When I was a child and I was upset at my family and wanted to punish them, or when my family was upset at me and I wanted to punish myself, I sometimes resolved that from this moment forward I would not speak to them, unless I was asked a direct question. I tried this many times and found it incredibly hard to do, a great test of my endurance worse than turning the air conditioner in my room on as low as it could go even though it was winter, or using rusty nails to build an obstacle course under my swingset. I don’t think anyone ever even noticed I wasn’t talking; I couldn’t hold out long enough. It was sometime in my teens that I firmly decided silence was the best way to win an argument, that being the person most able to walk away was the real secret to maintaining the upper hand, and I started keeping my ability to vanish like a trump card in my back pocket at all times. The older I’ve gotten, the easier it’s become to cease communication for long periods, not to say anything even to the people I’m closest to or most want to be close to, sometimes not to answer even when a direct question is asked. When silence becomes a habit, it is hard to stop, I feel gagged, and even though the person who put the gag on was me, I forget how to take it off, and because I do not remember, I assume that someone else, everyone else, must be holding it tightly in place.
My past lovers have inhabited entire brands of drugstore shampoo. When I smell Pantene or Head and Shoulders on a stranger, it’s like rubbing the genie out of a lamp.
I try to summon up some thoughts of my own and it seems that everything in my mind is a recollection of something you said to me in a conversation in which I said little, but I was the one you were talking to, so does that mean that what you said is partly mine, that I am allowed to think it now as my own thought, and how do I know that what I heard was what you actually said, that the words in your head when you were speaking were even the same as the ones in mine now, that I attribute to you, that I hear your voice saying to me in a voice that sounds something like my own? Who owns the thoughts and who does the allowing? I suspect it is neither of us, but can you feel it, does it tickle when I think with your mind?
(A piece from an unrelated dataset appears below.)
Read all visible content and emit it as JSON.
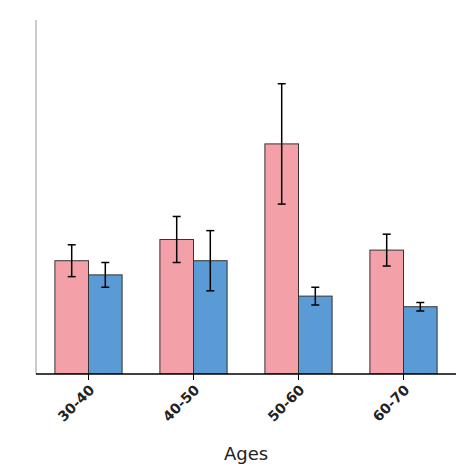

It is impossible to exist in isolation. Nothing exists in isolation. Nothing is itself only. What I perceive as separateness is yearning for connection, yearning for connection is not the same thing as disconnection. This nausea is my body telling me that what I think is going on does not match up with what is going on. This nausea is my body telling me to stop walking around in a nightmare. Wanting to be connected is the very thing that saves me, even if it feels like I am living in a cold, lonely, hell. Being connected does not depend on doing anything. I could stop speaking for the rest of my life and that would not change the fact that I cannot exist alone. I cannot exist alone. It is not possible. That lonely object is not, cannot be, me.
Stories have characters because people are can live other lives, enhabit other bodies, learn through touch, it helps the words become invisible when the reader can move around in a body, in a space. I sometimes think I have no imagination, but the profound experiences I have had inside literature prove that this is false. I have no trouble submitting to a story entirely, and though I may at times hesitate to create narrative “on purpose” because the incompleteness of what I describe bothers me, I still create stories without trying, stories so completely immersing that I cannot remember what the world was like before I entered them, I cannot picture any space outside them, and everything around me that does not fit the plot is edited out before I see it.
The time is going by and there are so many things I haven’t said yet and most of them start with I love you and end with having an answer, not pre-prepared and poetic and abstract, but concrete and specific to that moment, when you reply, as you always do, “what does that mean?” It will mean something and you will finally understand.
I want to be seen. I am terrified of being seen. I want to be seen. I am terrified of being seen. I want to be seen. I am terrified of being seen. I want to see. I want to see. I want to see. I am terrified to see. I am terrified. I want. To see. See. See. See.
From Enrico’s translation of Wittgenstein’s diary, August 6th 1916:
Only he who does not live in time but in the present is happy.
For the life in the present there is no death.
Death is not an event in life. It is not a fact of the world.
If by eternity one does not understand infinite duration but timelessness, then one can say that he lives eternally who lives in the present.